Desejava nunca mais ter de entrar na minha rua por não saber o que fazer com um estranho que por lá se passeava… e ansiava por entrar e confirmar se ele ainda lá estava, se ia vê-lo novamente assim que abrisse aquela porta.
Parei de rodar a chave, observei-a minuciosamente e voltei a colocá-la ao pescoço.
(…)
Volto naquilo que me pareceu uma eternidade e ao regressar adopto a mesma posição, com um esgar de frustração noto que nem dera tempo para que a madeira arrefecesse do calor do meu corpo tenso que teimosamente ali permanecia sem se decidir.
(…)
…Como era possível estar alguém na minha rua?!!! Como era possível que eu tivesse permitido que isto acontecesse?!!!... Sim, porque sem duvida que a culpa era absoluta e totalmente minha. Tinha aberto a minha rua para um estranho… alguém que desconhecia e de quem não recebera qualquer sinal de reconhecimento.
Acentuando o terror que isto me causava dediquei-me ao erro de passar outra eternidade a imaginar o quanto isso me deixava vulnerável. Basicamente, havia um estranho a perscrutar libertinamente cada portão da minha rua, a seu bel-prazer, sem restrições ou impedimentos… cada sentimento, emoção, ou simplificando, os ínfimos pormenores da minha essência estavam entregues a alguém que, sem que o pudesse impedir, passaria a conhecer cada recanto do meu eu e o poderia alterar ou consumir como o vento que fustiga as nuvens de uma tarde de Outono.
Isso aconteceria enquanto a minha passividade o permitisse, enquanto o terror de que já fosse demasiado tarde para o impedir me prendesse os movimentos e a ansiedade por me afastar daquele estranho me mantivessem do lado de fora.
(…)
Olhei para a porta da “minha” rua como se a estivesse a ver, não pela primeira vez, mas como se fosse obvio que nela já se notaria alguma diferença… a violação dos contornos do meu mundo. Nunca iria suportar.
Nada. Absolutamente nada.
Retirei a chave do peito, a mão instável enquanto passava a fina corrente pelo pescoço e a deslizava pela extensão do meu cabelo num movimento amplo que terminou a milímetros da entrada da fechadura. Mais por orgulho cego que por coragem ou valentia, enfiei a chave, respirei fundo, e rodei-a três vezes antes de a empurrar lentamente e esperar que tudo me caísse encima na derradeira confirmação de que tinha chegado tarde demais para evitar os danos.

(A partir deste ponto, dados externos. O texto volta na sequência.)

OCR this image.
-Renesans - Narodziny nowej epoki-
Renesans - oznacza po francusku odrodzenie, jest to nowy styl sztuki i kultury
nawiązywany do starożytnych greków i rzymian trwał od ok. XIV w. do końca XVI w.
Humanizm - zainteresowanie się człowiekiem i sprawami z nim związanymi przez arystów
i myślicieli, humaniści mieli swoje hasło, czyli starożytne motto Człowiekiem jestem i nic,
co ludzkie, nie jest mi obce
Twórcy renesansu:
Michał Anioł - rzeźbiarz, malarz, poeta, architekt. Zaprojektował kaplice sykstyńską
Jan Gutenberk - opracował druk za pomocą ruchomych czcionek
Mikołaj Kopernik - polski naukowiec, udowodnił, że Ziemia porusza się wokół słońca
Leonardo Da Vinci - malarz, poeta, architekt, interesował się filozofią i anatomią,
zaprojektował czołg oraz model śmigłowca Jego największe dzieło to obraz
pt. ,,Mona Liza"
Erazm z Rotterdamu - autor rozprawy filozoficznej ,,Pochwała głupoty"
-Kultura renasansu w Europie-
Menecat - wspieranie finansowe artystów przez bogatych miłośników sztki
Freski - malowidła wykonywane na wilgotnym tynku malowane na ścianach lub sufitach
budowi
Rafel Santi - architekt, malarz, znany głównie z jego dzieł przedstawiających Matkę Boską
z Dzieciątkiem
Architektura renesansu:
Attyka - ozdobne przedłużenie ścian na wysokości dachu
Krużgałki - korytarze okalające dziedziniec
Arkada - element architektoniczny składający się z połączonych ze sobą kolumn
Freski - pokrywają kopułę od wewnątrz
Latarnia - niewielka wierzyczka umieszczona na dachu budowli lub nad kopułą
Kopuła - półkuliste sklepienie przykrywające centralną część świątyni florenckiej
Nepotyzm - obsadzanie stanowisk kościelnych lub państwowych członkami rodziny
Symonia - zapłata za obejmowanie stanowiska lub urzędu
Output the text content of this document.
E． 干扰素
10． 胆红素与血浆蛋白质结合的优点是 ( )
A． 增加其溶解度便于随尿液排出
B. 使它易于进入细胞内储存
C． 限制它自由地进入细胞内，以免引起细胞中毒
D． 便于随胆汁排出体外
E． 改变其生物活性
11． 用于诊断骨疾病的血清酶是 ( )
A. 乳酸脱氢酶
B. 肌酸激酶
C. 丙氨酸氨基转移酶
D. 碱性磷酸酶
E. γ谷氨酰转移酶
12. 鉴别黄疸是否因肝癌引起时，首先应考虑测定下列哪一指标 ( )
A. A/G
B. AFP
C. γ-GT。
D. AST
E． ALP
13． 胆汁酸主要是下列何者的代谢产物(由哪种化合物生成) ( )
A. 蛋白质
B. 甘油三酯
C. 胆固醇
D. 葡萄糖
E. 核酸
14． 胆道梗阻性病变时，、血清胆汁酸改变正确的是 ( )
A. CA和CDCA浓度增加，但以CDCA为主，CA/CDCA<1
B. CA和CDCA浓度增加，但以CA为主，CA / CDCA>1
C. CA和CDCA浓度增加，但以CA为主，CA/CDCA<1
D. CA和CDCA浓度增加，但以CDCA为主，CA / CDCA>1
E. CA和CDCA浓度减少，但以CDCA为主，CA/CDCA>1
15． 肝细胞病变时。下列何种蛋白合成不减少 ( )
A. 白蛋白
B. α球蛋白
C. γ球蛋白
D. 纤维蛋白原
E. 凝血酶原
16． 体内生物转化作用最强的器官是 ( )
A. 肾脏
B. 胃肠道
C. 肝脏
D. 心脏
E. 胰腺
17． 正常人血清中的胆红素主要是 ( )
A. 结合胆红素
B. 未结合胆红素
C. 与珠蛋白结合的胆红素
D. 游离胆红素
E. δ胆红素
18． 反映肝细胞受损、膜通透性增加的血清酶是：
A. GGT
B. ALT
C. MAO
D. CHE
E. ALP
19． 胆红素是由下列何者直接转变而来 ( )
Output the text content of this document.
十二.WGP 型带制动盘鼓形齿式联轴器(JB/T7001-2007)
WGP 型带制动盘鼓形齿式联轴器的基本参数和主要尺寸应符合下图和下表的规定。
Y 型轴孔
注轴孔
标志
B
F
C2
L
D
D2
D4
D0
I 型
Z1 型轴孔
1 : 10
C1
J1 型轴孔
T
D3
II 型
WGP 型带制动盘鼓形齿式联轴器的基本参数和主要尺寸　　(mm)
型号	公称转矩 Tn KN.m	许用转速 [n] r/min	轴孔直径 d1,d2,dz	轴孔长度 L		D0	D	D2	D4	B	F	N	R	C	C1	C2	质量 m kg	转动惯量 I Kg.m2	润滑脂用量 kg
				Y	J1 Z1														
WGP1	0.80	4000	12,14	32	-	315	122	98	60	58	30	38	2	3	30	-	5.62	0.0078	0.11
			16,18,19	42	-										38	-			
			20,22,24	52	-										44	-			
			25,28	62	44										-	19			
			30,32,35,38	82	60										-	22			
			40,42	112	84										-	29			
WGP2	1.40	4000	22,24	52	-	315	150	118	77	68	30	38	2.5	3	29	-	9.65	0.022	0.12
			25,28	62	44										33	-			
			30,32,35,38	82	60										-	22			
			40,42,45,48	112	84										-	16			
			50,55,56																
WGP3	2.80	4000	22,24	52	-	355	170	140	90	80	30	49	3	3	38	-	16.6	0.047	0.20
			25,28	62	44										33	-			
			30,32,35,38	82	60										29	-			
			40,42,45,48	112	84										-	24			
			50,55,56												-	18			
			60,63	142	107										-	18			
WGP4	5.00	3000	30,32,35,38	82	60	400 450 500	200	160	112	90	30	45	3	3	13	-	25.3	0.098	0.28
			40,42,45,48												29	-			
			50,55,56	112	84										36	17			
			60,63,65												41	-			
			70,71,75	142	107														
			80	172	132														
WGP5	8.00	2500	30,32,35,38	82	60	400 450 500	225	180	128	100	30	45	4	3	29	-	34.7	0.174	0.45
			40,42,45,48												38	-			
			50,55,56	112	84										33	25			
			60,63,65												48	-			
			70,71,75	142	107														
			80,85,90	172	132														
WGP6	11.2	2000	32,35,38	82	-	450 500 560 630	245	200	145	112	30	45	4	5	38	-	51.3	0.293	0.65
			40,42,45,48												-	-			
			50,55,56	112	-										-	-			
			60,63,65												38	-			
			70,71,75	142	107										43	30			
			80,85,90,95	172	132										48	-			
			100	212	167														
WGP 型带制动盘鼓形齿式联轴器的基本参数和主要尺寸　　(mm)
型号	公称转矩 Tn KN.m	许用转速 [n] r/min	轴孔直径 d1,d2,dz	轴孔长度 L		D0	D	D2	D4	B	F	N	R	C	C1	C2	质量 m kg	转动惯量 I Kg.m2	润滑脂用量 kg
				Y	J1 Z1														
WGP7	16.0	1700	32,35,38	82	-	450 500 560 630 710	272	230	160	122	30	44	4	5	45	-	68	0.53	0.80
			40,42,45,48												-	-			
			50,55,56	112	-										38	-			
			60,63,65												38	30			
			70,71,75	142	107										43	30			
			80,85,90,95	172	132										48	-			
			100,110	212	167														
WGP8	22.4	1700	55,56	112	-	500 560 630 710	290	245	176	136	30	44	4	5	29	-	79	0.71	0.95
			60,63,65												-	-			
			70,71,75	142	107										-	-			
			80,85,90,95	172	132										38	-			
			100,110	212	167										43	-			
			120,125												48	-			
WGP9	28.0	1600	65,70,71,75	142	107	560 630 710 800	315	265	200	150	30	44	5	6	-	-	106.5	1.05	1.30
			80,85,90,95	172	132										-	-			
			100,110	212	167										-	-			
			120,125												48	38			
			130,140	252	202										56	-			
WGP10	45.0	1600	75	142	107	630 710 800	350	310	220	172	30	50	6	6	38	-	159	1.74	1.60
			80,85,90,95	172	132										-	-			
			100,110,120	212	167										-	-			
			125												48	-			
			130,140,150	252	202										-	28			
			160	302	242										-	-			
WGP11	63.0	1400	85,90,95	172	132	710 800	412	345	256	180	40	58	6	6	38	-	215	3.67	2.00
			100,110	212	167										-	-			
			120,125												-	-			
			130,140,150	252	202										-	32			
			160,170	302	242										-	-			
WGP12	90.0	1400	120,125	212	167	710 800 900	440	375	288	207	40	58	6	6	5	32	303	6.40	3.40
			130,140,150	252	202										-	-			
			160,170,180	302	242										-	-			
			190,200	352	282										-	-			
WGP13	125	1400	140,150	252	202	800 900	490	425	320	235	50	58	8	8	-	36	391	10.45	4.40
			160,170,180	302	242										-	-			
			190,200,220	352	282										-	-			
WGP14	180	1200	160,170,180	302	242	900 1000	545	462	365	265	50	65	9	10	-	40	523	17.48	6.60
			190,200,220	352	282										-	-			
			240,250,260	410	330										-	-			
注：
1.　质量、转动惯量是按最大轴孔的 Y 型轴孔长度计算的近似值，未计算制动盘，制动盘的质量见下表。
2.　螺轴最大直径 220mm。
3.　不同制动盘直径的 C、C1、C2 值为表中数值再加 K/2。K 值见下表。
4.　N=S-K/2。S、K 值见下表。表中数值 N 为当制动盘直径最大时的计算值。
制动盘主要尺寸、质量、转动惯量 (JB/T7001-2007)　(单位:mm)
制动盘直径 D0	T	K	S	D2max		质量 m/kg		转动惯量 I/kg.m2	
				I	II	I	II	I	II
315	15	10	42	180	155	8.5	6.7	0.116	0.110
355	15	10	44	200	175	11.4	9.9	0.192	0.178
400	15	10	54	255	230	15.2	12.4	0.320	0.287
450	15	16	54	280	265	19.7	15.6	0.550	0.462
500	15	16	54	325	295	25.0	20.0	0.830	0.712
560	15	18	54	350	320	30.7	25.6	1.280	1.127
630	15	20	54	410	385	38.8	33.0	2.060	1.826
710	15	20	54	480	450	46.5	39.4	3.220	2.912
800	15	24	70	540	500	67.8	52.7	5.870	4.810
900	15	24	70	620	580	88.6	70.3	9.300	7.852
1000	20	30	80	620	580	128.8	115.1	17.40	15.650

De coração acelerado e respiração suspensa por uma miríade de sensações, dei dois passos e fechei a porta atrás de mim. A minha rua estava exactamente igual a si mesma… precisamente a mesma e inconfundível rua que criara e construíra ao longo dos anos da minha vida. - Passei a mão por um Alivio saltitante que corria na minha frente e brincava com os pequenos Receios que regressavam relutantes para o seu portão e se despediam sem pressas com acenos e beijinhos lançados na minha direcção. – Observei a cada passo toda a consistência da minha rua. Passei as mãos, vasculhei os espaços, os recantos, medi a altura e a distancia dos pilares da consciência, a cor das pedras sob os meus pés e o ondular bruxuleante da aurora ténue que me recebe com breves tilintares inquietos por tão grande ausência. Estava tudo tal como havia deixado.
Com um sorriso de verdadeiro jubilo rodopiei… rodopiei de braços abertos para a minha rua, rodopiei e abracei-a em toda a sua amplitude, rodopiei e libertei-me da capa, libertei-me das amarras e do peso do medo, rodopiei e espelhei na minha rua a felicidade… rodopiei e enchi a minha rua do doce amor com que a mantenho intacta, de cabelo solto e movimentos livres rodopiei, com gargalhadas e lágrimas da mais pura alegria rodopiei... rodopiei até as minhas pernas cederem e cair ofegante de sorriso nos lábios. De olhos fechados continuei a rodopiar sem me mexer, agora era a minha rua que rodopiava também… ambas, juntas, um só rodopio de reconhecimento saudoso.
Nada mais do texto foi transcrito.